View Full Version : [Chew] What Is The Best Way To Go About Recovering?
Recently I have been reading about the effects of anorexia and that it could shorten my lifespan by 25 years so I have had enough and I am finally off to the big wide world to seek help :), I need a life back, all I care bout is what i' eating and how long it is till the next meal.
I couldn't do it, but I don't want to anymore, plus people pressurizing me to stop and forcing me to eat things I don't want to has just made things worse, I guess I could try again one day but right now I am not even close to being ready to try recover, too fat. x
05-04-2009, 07:50 PM
i made a slight recovery 2yrs ago by myself-no doctor, no counsellor. just pure willpower and like you completely tired of the situation.I know now that if i went to a counsellor/doctor i would be recovered or on the road. I just let my self fall again because i dont have any support.
that would be my advice get support, you dont have to go through it on your own. also i thought i was not sick enough to get help...when will we ever be sick enough!
i find it really inspiring to hear people talk of recovery and maybe ill get there you know.

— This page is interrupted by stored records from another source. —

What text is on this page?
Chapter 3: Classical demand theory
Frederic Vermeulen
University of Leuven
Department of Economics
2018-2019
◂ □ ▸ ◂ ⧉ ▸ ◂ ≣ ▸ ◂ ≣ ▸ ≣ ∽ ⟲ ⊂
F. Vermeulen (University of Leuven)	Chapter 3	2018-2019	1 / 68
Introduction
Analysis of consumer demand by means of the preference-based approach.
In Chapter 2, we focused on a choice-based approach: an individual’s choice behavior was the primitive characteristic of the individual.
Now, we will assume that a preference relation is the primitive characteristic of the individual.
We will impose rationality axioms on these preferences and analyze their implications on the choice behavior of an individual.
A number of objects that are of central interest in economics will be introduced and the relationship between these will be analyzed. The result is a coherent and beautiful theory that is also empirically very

If I can eat a perfect amount not to go up or down in weight I think I could do it but if I notice I have gone up I would just start fasting and restricting and start worrying all over again, I'm sure I could get myself to eat a good amount as long as I knew I wasn't going to go up in weight.

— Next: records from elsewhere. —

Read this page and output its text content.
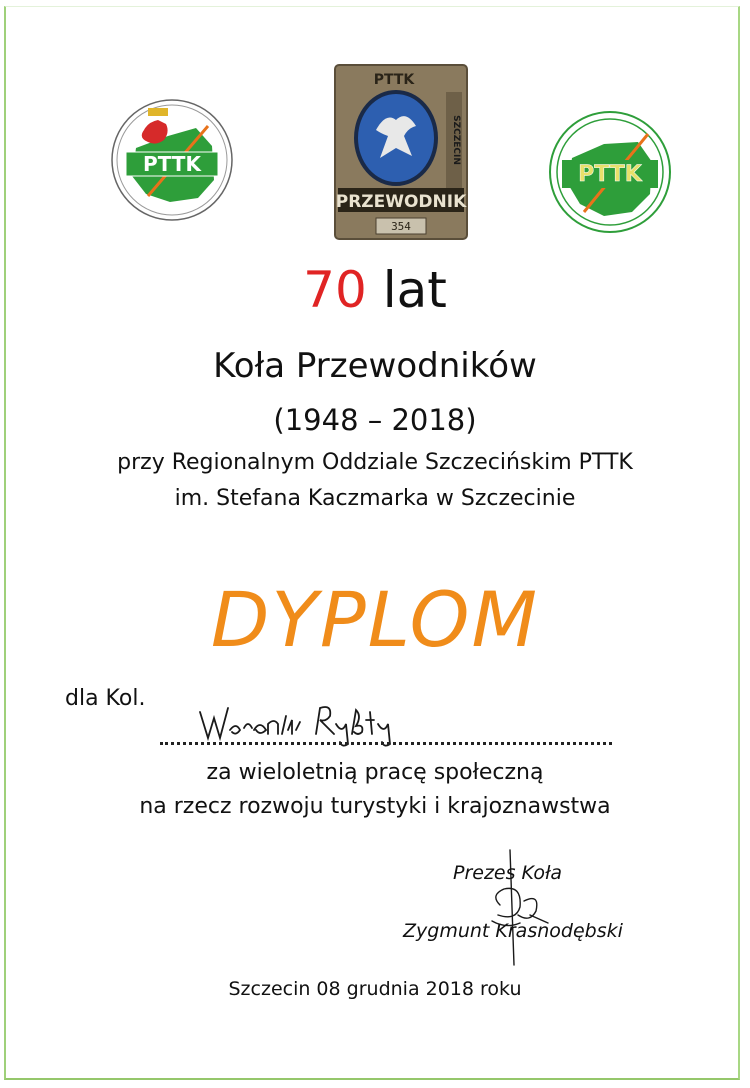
PTTK
PTTK
SZCZECIN
PRZEWODNIK
354
PTTK
70 lat
Koła Przewodników
(1948 – 2018)
przy Regionalnym Oddziale Szczecińskim PTTK
im. Stefana Kaczmarka w Szczecinie
DYPLOM
dla Kol.
za wieloletnią pracę społeczną
na rzecz rozwoju turystyki i krajoznawstwa
Prezes Koła
Zygmunt Krasnodębski
Szczecin 08 grudnia 2018 roku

:( I have been trying recently to eat about 1300 - 1500 and I'm just going to see how it goes for a while (this is double my usual maybe more in some cases) before I try the whopping !!!1800!!! that the calorie calculator told me to eat.
05-06-2009, 04:09 PM
I so want this to happen for you. Please keep us posted as it is inspring to read such a positive plan to take on the disease that has attacked your life for so long! Good luck!
06-01-2009, 01:39 PM
I think you need some support, it's really hard doing it alone. If you don't want to see a doctor/therapist/real life friend we're here for you :) Just leave me a message if you feel like quitting and giving up and I pinky promise I will be there to support you the best I can!

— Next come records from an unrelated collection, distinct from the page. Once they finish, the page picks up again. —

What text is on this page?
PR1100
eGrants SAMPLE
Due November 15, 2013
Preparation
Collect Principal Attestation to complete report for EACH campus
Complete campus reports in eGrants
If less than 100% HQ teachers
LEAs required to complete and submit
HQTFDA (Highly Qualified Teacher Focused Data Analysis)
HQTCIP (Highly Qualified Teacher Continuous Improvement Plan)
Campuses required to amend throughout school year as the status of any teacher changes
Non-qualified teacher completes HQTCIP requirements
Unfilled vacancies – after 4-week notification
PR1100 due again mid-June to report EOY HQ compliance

I couldn't do it :'(, Not enough will power, plus people pressurizing me to stop and forcing me to eat things I don't want to has just made things worse, I guess I will try again one day but right now I am not ready to even try recover anymore.
the thing is, you have to think: is this the way I want to live for the rest of my life??
if your answer is no, then the sooner you can take that step for recovery..the better, because it won't dissapear by itself. You have to dare to give the other side a chance. And, hey! if you don't like it there.. then you can always lose the weight again! I mean, you know how to. But life isn't worth wasting away in a hospital bed as it was for me. I was tubefed for 2 months, and admitted to the hospital twice.. first time for 2 weeks, second time for 5 months, and then I was forced into an eating clinic for 4.5 months.. so talk about a waste of time! and who was there to see my effort it took me to lose the weight and look skinny?? NO ONE! the nurses, and my doctor! and my parents! all of whom thought I looked ill. So I advise you.. and it's gonna be hell..BUT, GET YOURSELF OUT OF THIS SHIT! you are worthy something a lot better! A life of freedom!
to ALL of you that read this:
YOU GUYS ARE GORGEOUS FROM THE INSIDE AND OUT! BELIEVE IN YOURSELF! YOU CAN DO IT.
remember.. fear is natural, fear is good... it just means you're growing.